15 juin 2000
Elle s'appelle Diane Verdier. Elle est experte auprès des assurances. L'essentiel de son travail consiste à évaluer les séquelles psychosomatiques des victimes d'accidents pour leur indemnisation, mais elle a exercé près de dix ans comme psychothérapeute auprès de ces mêmes victimes. Elle a quarante ans, elle en paraît dix de moins. Elle ressemble à une institutrice de cinéma. Les cheveux châtains tirés vers l'arrière, la queue de cheval attachée très haut, les yeux verts sous les lunettes larges, le maquillage ultraléger, la jupe droite marquant le pli du genou, grise ou bleue, la chemise — plutôt qu'un corsage — presque masculine, blanche ou beige, un gilet parfois, crème, sandales ou escarpins sobres qu'elle ôte dès qu'elle est assise. Dans la catégorie quelconque, elle s'arrange pour être jolie, mais c'est juste qu'elle ne veut pas qu'on la regarde.
Elle n'est ni une amie ni une relation professionnelle du médecin de Stephen. Elle est une de ses patientes. Elle a des problèmes de tendinites dus à l'excès d'activités sportives : escalade, tennis, kayak, spéléo. Elle consacre tout son temps libre à se martyriser les muscles et les articulations. Célibat endurci pas forcément bien assumé.

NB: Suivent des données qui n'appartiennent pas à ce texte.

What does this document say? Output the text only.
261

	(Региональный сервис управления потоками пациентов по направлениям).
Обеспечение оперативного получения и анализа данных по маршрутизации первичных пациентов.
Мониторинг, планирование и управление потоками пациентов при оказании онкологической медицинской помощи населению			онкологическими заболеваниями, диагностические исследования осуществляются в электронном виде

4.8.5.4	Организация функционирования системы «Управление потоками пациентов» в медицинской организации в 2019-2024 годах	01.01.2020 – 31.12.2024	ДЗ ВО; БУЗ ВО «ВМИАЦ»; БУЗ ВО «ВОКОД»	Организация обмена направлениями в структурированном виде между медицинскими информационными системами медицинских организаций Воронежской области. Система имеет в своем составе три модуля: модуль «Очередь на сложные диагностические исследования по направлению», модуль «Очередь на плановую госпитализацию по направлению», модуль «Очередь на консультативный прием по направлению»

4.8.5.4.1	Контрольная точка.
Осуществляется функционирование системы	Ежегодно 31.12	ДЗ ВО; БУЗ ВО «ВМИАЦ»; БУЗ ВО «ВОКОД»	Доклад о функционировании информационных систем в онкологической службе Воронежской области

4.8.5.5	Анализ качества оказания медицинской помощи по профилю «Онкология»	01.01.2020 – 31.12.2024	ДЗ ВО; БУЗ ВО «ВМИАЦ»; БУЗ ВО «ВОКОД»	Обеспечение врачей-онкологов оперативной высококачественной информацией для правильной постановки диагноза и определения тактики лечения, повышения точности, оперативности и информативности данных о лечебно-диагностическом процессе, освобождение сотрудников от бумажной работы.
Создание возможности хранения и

Elle a commencé par refuser de s'intéresser au cas de Stephen. Elle l'a même fait très fermement, au dire du généraliste.
— Je n'exerce plus et ce n'est pas un hasard. Le métier que je fais aujourd'hui me convient parfaitement.
Il lui a néanmoins donné le numéro de téléphone de Stephen. Elle l'a appelé le soir même pour lui communiquer le nom et les coordonnées de confrères compétents. Il ne les a même pas notés. Quelque chose dans sa voix, peut-être, ou le choix de ses mots. A peine sa troisième phrase terminée, il a décidé que c'était elle et personne d'autre :
— Je ne tiens pas à suivre une thérapie. Je ne dis pas que je n'en ai pas besoin, mais mes problèmes personnels sont intimement liés à un cas sur lequel je travaille depuis deux ans et demi et qu'il m'est impossible de mettre de côté sous prétexte que je ne suis pas au mieux de ma forme.
— C'est pour cela que tous les analystes s'astreignent à une analyse.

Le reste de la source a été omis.